Выбрать главу

Чем же так напугала всех дикая вира? Не гривнами, которые каждая семья, каждый дым должны были заплатить за то, что на земле общины найдено мертвое тело, а убийца неизвестен. Гривны, как бы ни было трудно, можно отыскать. Страшно было то, что покойник нес проклятие общине и земле, на которой лежал. Коснувшись земли Горелой Веси, покойник как бы отравлял всю эту землю, ее воду и траву. Обычно после этого черный мор валит скотину и людей. Что ни делай: закапывай труп, сжигай, бросай в речку, вези на чужое поле – печать проклятия остается. Раньше, когда еще не было греческого бога, а люди молились деревянным идолам на капищах, в таких случаях приносили в жертву человека и теплая человеческая кровь смывала проклятие. А новый бог, Христос, запрещает лишать человека жизни.

– Надо зарезать черного козла, кровь его разлить в окрестностях веси, а рога закопать под святым крестом, – посоветовал общинникам самый старый житель веси Гнездило. Его дед когда-то слыл колдуном.

Нашли черного козла, при свете костра отрезали ему голову, все сделали так, как научил Гнездило. Тревога немного улеглась.

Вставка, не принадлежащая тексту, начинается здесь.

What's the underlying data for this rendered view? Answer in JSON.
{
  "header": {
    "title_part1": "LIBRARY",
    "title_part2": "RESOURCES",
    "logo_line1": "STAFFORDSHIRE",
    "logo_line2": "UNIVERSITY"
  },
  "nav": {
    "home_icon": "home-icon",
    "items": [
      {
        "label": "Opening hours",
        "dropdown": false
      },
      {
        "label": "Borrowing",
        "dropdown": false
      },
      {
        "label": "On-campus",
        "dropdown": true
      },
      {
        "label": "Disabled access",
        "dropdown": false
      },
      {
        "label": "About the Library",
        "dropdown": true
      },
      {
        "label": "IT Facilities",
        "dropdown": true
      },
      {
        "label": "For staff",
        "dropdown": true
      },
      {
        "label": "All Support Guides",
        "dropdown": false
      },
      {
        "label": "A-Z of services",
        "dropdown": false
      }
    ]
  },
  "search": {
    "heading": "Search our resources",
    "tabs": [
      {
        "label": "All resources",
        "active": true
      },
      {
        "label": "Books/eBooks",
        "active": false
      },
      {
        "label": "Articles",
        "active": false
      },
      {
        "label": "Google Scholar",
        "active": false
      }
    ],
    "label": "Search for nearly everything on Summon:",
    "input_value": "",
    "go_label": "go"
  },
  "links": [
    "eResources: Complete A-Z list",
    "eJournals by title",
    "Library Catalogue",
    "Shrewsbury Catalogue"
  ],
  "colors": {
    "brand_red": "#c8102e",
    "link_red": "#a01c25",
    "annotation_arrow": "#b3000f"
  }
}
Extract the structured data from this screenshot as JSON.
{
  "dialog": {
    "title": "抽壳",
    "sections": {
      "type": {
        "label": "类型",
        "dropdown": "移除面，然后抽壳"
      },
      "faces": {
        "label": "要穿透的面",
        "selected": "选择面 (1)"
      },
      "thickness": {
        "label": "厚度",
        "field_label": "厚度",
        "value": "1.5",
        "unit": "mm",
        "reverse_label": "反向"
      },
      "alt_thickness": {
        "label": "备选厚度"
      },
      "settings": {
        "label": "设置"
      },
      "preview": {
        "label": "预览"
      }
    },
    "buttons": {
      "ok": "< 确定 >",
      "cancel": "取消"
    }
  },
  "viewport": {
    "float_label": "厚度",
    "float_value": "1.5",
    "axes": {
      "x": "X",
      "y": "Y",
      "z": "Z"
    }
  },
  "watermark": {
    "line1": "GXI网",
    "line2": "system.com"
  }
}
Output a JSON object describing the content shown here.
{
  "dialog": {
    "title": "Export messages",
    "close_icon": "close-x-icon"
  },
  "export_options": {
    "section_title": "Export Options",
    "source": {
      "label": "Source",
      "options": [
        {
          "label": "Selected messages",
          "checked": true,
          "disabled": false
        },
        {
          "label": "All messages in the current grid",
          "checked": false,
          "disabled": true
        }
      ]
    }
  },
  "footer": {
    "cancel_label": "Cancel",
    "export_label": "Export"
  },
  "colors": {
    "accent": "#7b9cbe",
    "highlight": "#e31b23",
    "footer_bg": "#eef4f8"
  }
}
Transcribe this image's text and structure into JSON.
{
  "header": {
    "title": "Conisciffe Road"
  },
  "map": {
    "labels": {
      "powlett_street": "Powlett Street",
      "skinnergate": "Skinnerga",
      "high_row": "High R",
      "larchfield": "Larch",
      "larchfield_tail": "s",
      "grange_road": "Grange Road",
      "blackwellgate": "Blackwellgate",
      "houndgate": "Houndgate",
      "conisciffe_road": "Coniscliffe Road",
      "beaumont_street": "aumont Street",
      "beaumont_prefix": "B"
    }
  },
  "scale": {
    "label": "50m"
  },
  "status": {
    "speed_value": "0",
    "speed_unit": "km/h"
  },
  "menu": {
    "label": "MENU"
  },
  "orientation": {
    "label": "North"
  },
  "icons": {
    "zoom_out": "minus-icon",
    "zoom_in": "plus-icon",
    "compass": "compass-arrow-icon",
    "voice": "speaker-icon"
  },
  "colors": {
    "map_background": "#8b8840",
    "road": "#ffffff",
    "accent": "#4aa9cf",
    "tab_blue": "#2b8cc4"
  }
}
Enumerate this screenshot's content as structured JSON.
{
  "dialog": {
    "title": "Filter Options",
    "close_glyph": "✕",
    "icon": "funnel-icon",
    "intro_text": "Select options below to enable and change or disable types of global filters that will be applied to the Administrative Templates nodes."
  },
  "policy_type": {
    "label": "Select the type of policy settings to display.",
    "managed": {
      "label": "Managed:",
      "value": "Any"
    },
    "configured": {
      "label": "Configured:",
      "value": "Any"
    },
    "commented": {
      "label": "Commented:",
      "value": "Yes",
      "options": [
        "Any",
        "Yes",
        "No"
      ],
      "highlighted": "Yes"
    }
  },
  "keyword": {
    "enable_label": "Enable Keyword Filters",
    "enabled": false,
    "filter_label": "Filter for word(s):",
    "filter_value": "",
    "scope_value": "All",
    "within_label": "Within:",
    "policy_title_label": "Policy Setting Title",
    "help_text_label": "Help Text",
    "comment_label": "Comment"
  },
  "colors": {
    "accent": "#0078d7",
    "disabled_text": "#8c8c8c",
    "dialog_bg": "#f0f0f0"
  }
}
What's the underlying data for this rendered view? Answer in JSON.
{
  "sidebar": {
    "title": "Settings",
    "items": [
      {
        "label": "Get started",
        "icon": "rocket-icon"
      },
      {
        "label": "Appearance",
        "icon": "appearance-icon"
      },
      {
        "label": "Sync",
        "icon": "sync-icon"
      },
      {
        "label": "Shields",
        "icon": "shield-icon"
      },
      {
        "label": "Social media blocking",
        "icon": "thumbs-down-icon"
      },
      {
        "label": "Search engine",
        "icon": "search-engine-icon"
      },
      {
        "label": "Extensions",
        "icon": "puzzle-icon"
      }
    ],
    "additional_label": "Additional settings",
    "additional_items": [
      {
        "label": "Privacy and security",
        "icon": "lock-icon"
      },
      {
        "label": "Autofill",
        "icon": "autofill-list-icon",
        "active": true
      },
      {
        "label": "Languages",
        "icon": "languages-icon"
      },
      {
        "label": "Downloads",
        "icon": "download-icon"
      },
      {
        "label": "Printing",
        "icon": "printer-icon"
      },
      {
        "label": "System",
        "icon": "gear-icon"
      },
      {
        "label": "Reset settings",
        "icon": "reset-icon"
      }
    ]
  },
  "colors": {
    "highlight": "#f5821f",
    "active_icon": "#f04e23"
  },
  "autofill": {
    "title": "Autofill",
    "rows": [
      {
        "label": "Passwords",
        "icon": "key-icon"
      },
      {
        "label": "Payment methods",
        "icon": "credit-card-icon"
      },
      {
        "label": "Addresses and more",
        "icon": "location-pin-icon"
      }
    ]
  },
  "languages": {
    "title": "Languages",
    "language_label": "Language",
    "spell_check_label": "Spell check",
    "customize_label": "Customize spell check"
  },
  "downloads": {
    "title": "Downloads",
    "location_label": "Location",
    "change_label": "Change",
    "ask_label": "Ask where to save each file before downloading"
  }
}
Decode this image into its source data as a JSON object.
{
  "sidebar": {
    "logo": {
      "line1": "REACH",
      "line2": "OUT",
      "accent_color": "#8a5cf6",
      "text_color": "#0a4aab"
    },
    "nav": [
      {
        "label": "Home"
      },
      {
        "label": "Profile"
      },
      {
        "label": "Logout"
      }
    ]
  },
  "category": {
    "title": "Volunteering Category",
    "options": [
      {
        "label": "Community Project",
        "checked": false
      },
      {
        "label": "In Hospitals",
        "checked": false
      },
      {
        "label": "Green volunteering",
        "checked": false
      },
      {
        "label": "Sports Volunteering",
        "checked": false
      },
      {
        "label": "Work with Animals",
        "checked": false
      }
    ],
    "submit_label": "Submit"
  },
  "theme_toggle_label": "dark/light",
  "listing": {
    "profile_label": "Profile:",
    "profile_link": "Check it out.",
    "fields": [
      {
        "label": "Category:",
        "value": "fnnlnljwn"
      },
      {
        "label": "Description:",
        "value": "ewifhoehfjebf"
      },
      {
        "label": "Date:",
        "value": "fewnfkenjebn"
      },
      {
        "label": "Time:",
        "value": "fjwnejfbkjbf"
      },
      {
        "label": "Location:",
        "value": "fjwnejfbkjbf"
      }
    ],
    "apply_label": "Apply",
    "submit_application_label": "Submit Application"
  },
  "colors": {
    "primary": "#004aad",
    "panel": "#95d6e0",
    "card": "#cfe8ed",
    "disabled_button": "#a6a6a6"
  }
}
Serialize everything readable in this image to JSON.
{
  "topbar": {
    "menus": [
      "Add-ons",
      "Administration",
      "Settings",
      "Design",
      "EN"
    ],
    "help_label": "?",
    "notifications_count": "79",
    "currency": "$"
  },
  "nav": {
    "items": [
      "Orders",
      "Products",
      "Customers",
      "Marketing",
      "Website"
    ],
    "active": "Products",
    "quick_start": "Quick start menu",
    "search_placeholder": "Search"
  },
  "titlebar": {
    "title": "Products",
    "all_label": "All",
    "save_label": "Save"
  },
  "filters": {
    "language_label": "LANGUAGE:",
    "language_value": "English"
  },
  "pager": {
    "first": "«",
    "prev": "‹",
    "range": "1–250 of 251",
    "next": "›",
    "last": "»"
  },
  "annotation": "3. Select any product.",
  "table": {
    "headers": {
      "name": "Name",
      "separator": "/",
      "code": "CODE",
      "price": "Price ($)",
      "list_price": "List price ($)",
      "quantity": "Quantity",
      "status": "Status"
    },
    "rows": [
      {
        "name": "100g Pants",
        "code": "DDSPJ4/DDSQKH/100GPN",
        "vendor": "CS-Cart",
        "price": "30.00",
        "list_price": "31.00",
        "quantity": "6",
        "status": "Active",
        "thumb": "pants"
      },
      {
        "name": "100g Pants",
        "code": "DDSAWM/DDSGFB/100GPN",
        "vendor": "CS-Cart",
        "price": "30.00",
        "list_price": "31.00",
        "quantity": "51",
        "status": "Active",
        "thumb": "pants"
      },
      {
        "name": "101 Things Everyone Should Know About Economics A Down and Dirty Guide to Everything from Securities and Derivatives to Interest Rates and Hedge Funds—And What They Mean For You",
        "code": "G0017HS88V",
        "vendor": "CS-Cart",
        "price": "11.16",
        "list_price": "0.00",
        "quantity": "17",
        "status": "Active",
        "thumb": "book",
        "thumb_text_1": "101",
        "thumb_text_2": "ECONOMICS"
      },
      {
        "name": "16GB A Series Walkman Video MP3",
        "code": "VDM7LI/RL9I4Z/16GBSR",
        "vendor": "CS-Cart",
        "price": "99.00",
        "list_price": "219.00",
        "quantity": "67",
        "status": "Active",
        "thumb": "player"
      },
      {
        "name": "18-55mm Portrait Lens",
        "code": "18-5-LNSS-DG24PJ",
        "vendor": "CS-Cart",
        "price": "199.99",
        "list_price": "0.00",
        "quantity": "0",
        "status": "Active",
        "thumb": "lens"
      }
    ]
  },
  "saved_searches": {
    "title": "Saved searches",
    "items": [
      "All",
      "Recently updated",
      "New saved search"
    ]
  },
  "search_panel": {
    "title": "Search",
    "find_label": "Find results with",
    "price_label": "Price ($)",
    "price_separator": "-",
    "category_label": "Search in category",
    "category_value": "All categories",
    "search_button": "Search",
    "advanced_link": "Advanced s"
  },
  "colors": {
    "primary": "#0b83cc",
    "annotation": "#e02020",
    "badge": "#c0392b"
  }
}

Выдолбили из толстого дубового ствола гроб, и под покровом ночи самые храбрые из мужчин, среди них и Яков, взяли покойника, положили в гроб, как в челн, и отдали волнам Свислочи, сказав: «Вода дает, вода берет».

Мирошка, затаившись на полатях, никак не мог заснуть. Давно заснули отец с матерью; похныкав, как обычно, заснули братик Доможир и сестричка Текля, а он, лежа в ночной тиши, снова и снова вспоминал лицо старика, каким он его увидел с Яковом. Зеленая муха, которая ползла по щеке покойника, безотвязно мелькала в глазах, и, как он ни зажмуривался, как ни ворочался с боку на бок, не было от нее спасения. «Неужели я тоже умру? – думал мальчик. – Неужели и меня когда-нибудь засыплют землей? Как же это? Я же так люблю маму и отца, и Доможира, и Теклю. И стрыя Якова люблю. Люблю слушать говорливые волны Свислочи и Березины, гомон леса весной и осенью. Люблю на дождь смотреть. Если дятлы сильно стучат, будет дождь. Сыч кричит по ночам тоже на дождь. Я все это знаю, от отца знаю. Так неужели я умру?»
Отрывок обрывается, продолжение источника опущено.